French authorities were trying to determine how the coupled had managed to buy a €3m (£2.7m) mansion in the Paris suburb of Neuilly-sur-Seine in 2006, a judicial source told AFP.

Nguesso is an insurance agent and her husband works as a lawyer. The couple spent €5.34m to renovate their seven-bedroom house between 2007 and 2011, raising the total investment in the mansion to nearly €10m.

Investigators suspect the couple may have financed part of the project through an offshore company in the Seychelles and through sales of shares Julienne Sassou Nguesso owned in a telecommunications company that was linked to "corruption operations", the source explaied.

The couple has not commented on the investigation.
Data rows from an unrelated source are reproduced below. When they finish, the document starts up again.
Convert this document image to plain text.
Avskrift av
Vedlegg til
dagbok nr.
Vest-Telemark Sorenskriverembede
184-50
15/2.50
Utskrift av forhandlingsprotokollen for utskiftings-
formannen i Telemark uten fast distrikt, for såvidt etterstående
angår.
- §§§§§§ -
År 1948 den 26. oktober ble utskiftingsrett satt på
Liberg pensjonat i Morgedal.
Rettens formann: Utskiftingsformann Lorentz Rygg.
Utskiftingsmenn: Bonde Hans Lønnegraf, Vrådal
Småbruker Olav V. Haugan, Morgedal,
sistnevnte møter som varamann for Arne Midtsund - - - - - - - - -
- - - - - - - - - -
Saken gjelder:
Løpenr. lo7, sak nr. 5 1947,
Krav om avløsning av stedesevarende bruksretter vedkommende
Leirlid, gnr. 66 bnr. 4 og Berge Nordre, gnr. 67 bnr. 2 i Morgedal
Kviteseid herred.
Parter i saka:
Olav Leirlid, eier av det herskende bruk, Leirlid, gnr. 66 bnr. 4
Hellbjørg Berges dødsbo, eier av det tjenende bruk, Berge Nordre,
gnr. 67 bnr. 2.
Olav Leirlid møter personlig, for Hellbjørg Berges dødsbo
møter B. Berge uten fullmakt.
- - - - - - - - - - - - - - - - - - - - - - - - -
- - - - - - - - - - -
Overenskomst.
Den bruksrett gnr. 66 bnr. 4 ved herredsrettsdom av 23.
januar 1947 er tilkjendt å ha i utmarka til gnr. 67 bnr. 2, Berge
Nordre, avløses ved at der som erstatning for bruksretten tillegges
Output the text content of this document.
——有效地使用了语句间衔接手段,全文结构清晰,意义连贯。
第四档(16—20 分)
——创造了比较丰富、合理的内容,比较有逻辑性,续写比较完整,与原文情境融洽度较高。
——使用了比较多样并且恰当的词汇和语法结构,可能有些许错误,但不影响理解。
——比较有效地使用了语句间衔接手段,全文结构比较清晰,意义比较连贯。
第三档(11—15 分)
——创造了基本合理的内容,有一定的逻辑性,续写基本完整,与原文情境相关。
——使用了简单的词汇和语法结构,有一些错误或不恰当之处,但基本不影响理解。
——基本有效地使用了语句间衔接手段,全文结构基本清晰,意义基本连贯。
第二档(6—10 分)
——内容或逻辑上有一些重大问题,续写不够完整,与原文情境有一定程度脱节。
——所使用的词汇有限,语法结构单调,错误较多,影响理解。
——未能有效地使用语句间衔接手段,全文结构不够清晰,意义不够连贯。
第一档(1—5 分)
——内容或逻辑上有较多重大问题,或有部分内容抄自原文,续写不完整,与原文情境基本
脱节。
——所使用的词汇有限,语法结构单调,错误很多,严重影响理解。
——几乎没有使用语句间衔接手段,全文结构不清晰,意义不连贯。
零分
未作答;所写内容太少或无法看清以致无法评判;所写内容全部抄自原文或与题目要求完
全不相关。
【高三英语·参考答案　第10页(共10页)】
However, Jean-Marie Viala, the Nguesso family lawyer, was quoted by AFP as saying: "This affair that has been going on for 10 years will be dismissed through totally legal procedures."

Wider investigation

The investigation is part of a wider probe by the French police into how members of the families of three African presidents - Congo, Gabon and Equatorial Guinea - have spent their money in France. The investigation started in 2010.

Nguesso 's husband is also under investigation for his alleged role as asset manager of a real state company that bought a €19m mansion in another upmarket area of Paris in 2007.

Gabon's late president Omar Bongo and his late wife Ondimba, Sassour's oldest daughter, owned shares in the company.

In 2012, French authorities seized a mansion in Paris belonging to Teodorin Nguema Obiang Mangue – son of Equatorial Guinea's President, Teodoro Obiang Nguema Mbasogo – and issued an arrest warrant for the president's son on money-laundering charges.

The 48-year-old man is suspected of having used state funds to buy a six-storey mansion in Paris' Avenue Foch as well as a collection of Italian super cars. Obian has denied the charges and claims the money he used came from legitimate sources.